Speaker
Mark Daniel Boyer
Description
See the full Abstract at http://ocs.ciemat.es/EPS2018ABS/pdf/P4.1084.pdf
Real-time capable neural network approximation of NUBEAM for use in
the NSTX-U control system
M.D. Boyer1, S. Kaye1, D. Liu2, K. Erickson1, W. Heidbrink2,
O. Menegheni3, S.A. Sabbagh4
1 Princeton Plasma Physics Laboratory, Princeton, NJ, USA
2University of California-Irvine, Irvine, CA, USA
3General Atomics, San Diego, CA, USA
4Columbia University, New York, NY, USA
Present-day and next step tokamaks will require precise control of plasma conditions,
including the spatial distribution of rotation and current profiles, in order to optimize
performance and avoid physics and operational constraints. The coupled nonlinear
dynamics of equilibrium profiles and the complex effects of actuators on the equilibrium
evolution motivates embedding physics-based models within real-time control algorithm
designs.

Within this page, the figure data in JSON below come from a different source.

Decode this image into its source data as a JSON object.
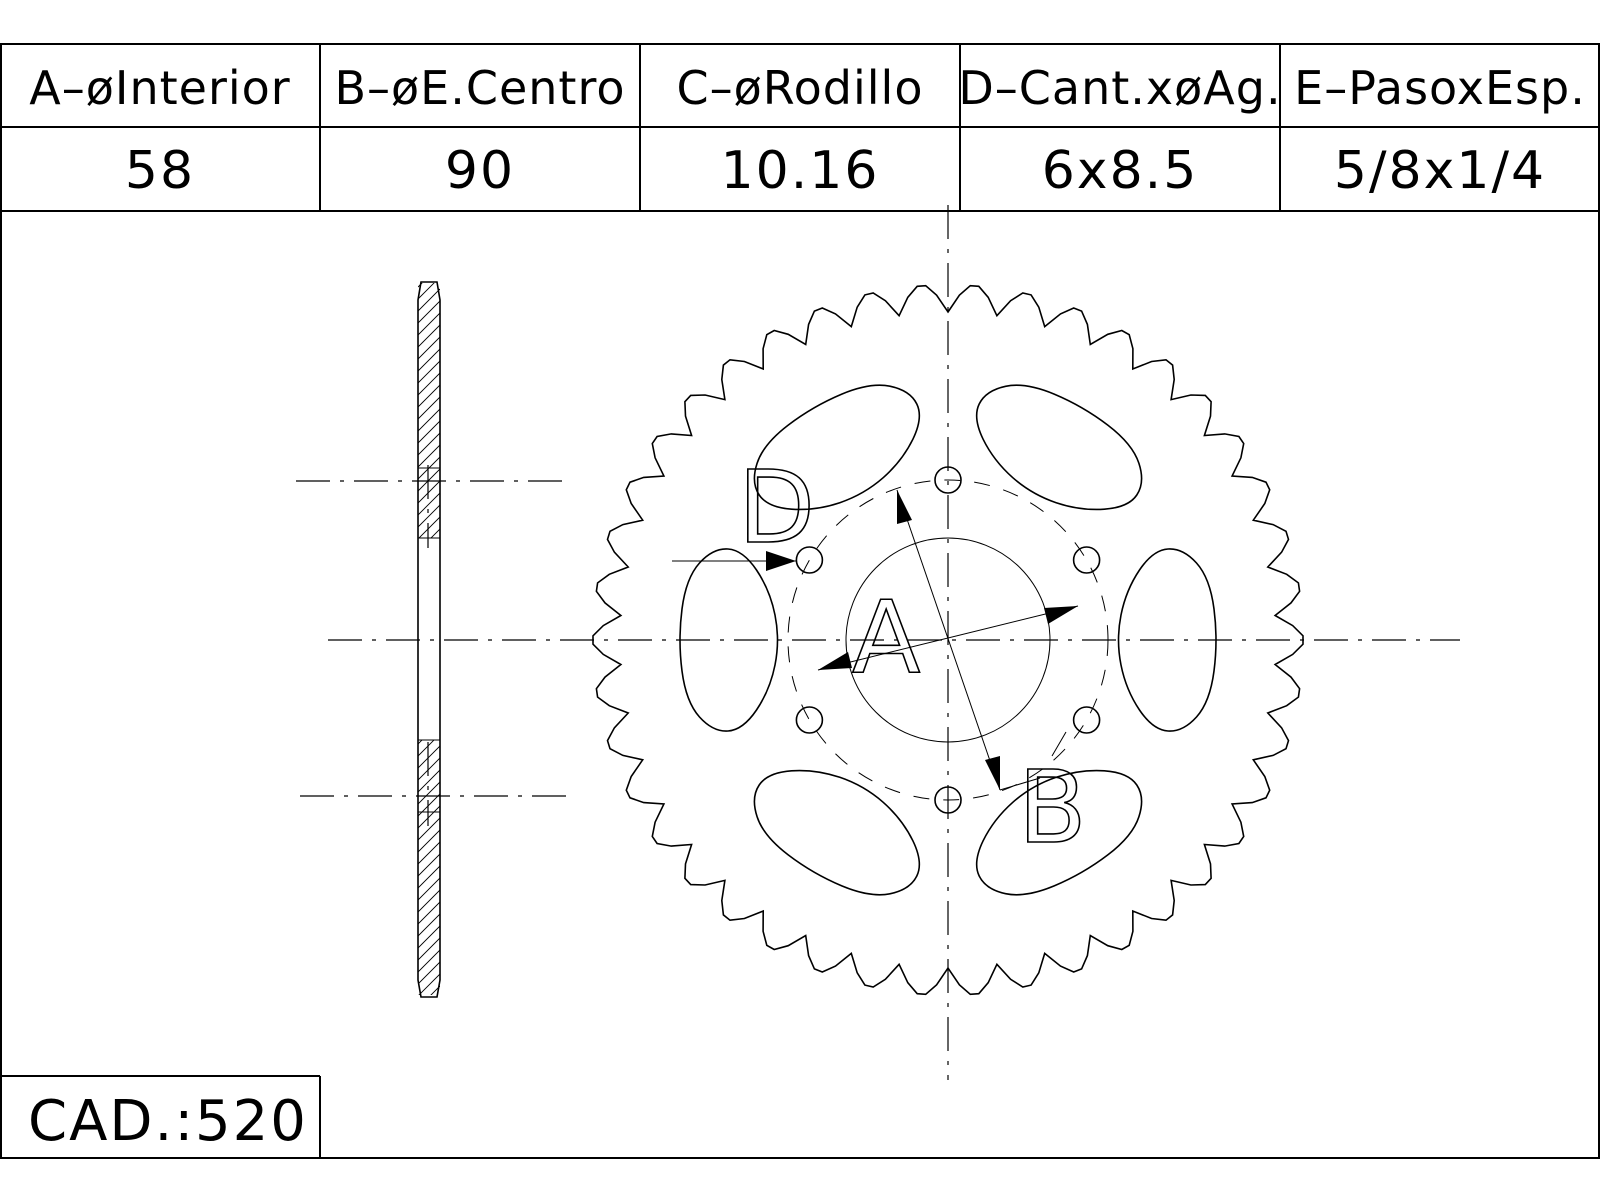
{
  "spec_table": {
    "headers": [
      "A–øInterior",
      "B–øE.Centro",
      "C–øRodillo",
      "D–Cant.xøAg.",
      "E–PasoxEsp."
    ],
    "values": [
      "58",
      "90",
      "10.16",
      "6x8.5",
      "5/8x1/4"
    ]
  },
  "labels": {
    "a": "A",
    "b": "B",
    "d": "D"
  },
  "footer": {
    "cad_label": "CAD.:",
    "cad_value": "520"
  },
  "sprocket": {
    "teeth": 42,
    "bolt_holes": 6,
    "lightening_holes": 6
  }
}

Due to the important role of beam heating, current drive, and torque in
establishing scenario performance and stability, a high-fidelity beam model suitable for
use in real-time applications is desired. This work describes a neural network that has
been developed to enable rapid evaluation of the beam heating, torque, and current drive
profiles based on measured equilibrium profiles. The training and testing database has
been generated from the NUBEAM calculations output from interpretive TRANSP
analysis of shots from the 2016 NSTX-U campaign, including scans of Zeff and fast ion
diffusivity. Neural network predictions made for the testing data demonstrate the ability
of the model to generalize and accurately reproduce NUBEAM calculated profiles and
scalar quantities. Results of hardware-in-the-loop simulations of the model within the
NSTX-U plasma control system will be presented, along with plans and progress toward
application of the neural network for accelerated offline analysis and real-time control.
* Work supported by U.S.D.O.E. Contract No. DE-AC02-09CH11466.